Note to substitution regime builders:
The scheme of having access to these functions by way of gates fails for the very reason that the gate mechanism was designed to prevent this sort of altering of the function of a program by considerations outside of the program’s control.
A regime builder’s broker might be invented to mediate the interests of regime builders and program writers. This might be required when “untrusted” regime builders want to build regimes. See (p3,escrow) and (p2,factory).
Local checkpoints:
We know of these sources of uncontrollable stimuli that may defeat this scheme:
the interruptible instructions and PER,
For one of the four types of event the kernel reports an event to the domain keeper only once per instruction. See (p1,gnoper). This report is made after the event has finished, but perhaps before the instruction has finished.
The Move Inverse instruction is not defined for overlapping fields.
virtual addresses that map to the same real address and which are changing.
perhaps (p1,primfault) is a source of noise.
See (p1,stringcopy) for a current implementation expedient that is a noise source. String passing is non-atomic.
To solve the wall-banging problem, a regime would share a clock. See (p2,time).
This could be also fixed with a 370 architecture change. If 4 bits were kept in the PSW indicating which program events had been caused by an instruction that had not concluded, and the program events were reported as program interrupts only at the conclusion of instructions, this problem would be eliminated and PER code in the kernel would be simplified as well.

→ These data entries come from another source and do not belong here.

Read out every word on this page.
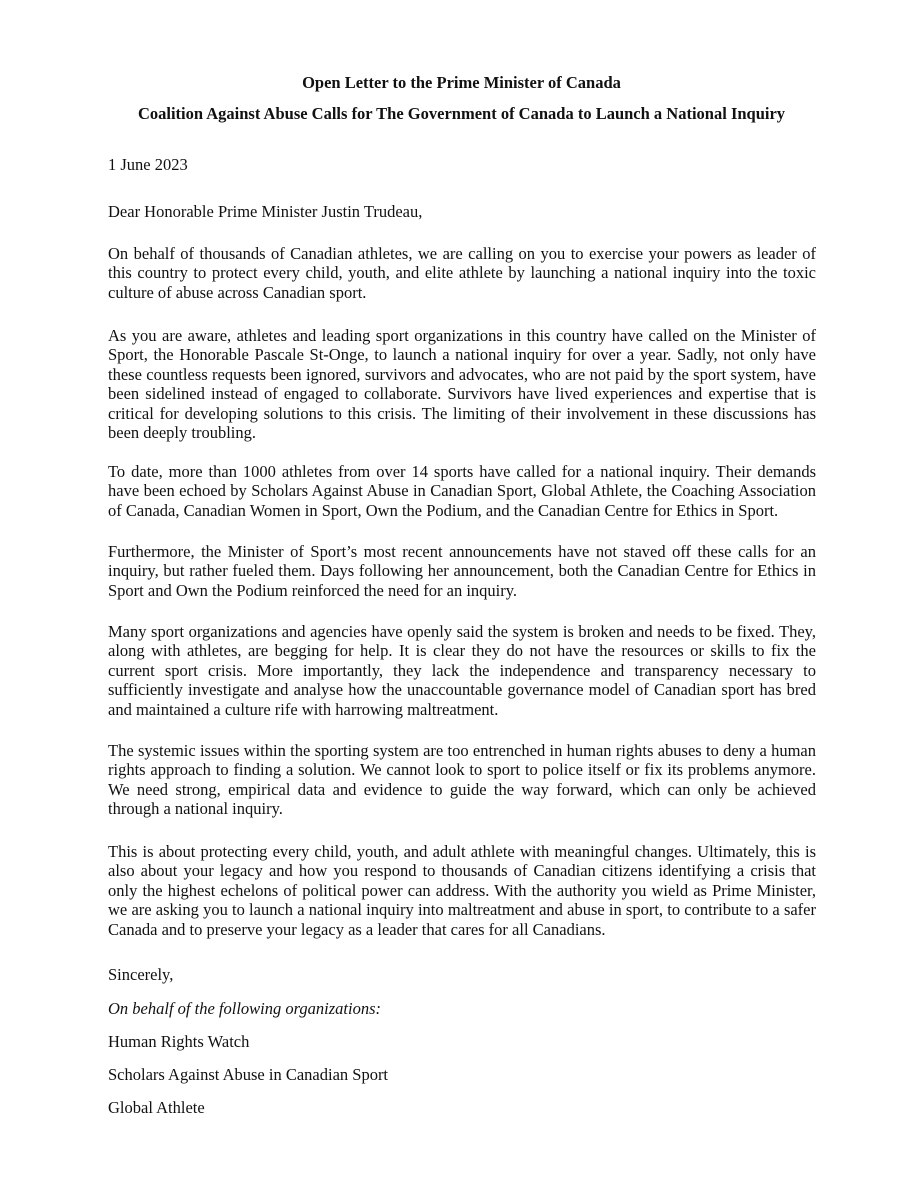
Open Letter to the Prime Minister of Canada
Coalition Against Abuse Calls for The Government of Canada to Launch a National Inquiry

1 June 2023

Dear Honorable Prime Minister Justin Trudeau,

On behalf of thousands of Canadian athletes, we are calling on you to exercise your powers as leader of this country to protect every child, youth, and elite athlete by launching a national inquiry into the toxic culture of abuse across Canadian sport.

As you are aware, athletes and leading sport organizations in this country have called on the Minister of Sport, the Honorable Pascale St-Onge, to launch a national inquiry for over a year. Sadly, not only have these countless requests been ignored, survivors and advocates, who are not paid by the sport system, have been sidelined instead of engaged to collaborate. Survivors have lived experiences and expertise that is critical for developing solutions to this crisis. The limiting of their involvement in these discussions has been deeply troubling.

To date, more than 1000 athletes from over 14 sports have called for a national inquiry. Their demands have been echoed by Scholars Against Abuse in Canadian Sport, Global Athlete, the Coaching Association of Canada, Canadian Women in Sport, Own the Podium, and the Canadian Centre for Ethics in Sport.

Furthermore, the Minister of Sport’s most recent announcements have not staved off these calls for an inquiry, but rather fueled them. Days following her announcement, both the Canadian Centre for Ethics in Sport and Own the Podium reinforced the need for an inquiry.

Many sport organizations and agencies have openly said the system is broken and needs to be fixed. They, along with athletes, are begging for help. It is clear they do not have the resources or skills to fix the current sport crisis. More importantly, they lack the independence and transparency necessary to sufficiently investigate and analyse how the unaccountable governance model of Canadian sport has bred and maintained a culture rife with harrowing maltreatment.

The systemic issues within the sporting system are too entrenched in human rights abuses to deny a human rights approach to finding a solution. We cannot look to sport to police itself or fix its problems anymore. We need strong, empirical data and evidence to guide the way forward, which can only be achieved through a national inquiry.

This is about protecting every child, youth, and adult athlete with meaningful changes. Ultimately, this is also about your legacy and how you respond to thousands of Canadian citizens identifying a crisis that only the highest echelons of political power can address. With the authority you wield as Prime Minister, we are asking you to launch a national inquiry into maltreatment and abuse in sport, to contribute to a safer Canada and to preserve your legacy as a leader that cares for all Canadians.

Sincerely,

On behalf of the following organizations:

Human Rights Watch

Scholars Against Abuse in Canadian Sport

Global Athlete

Alternatively one might require that the program continue with the interrupted instruction upon restart even if it has been changed. This can be done by remembering in the PSW what instruction was being executed (not merely its location) when an instruction is interrupted.
the LEX instruction,
It might be possible to arrange that no real page map include the same real page twice unless both are read-only. This logic is similar to the present logic that prevents a page from appearing in an address space once read-write and again read-only.
The non-atomic string passing can be eliminated.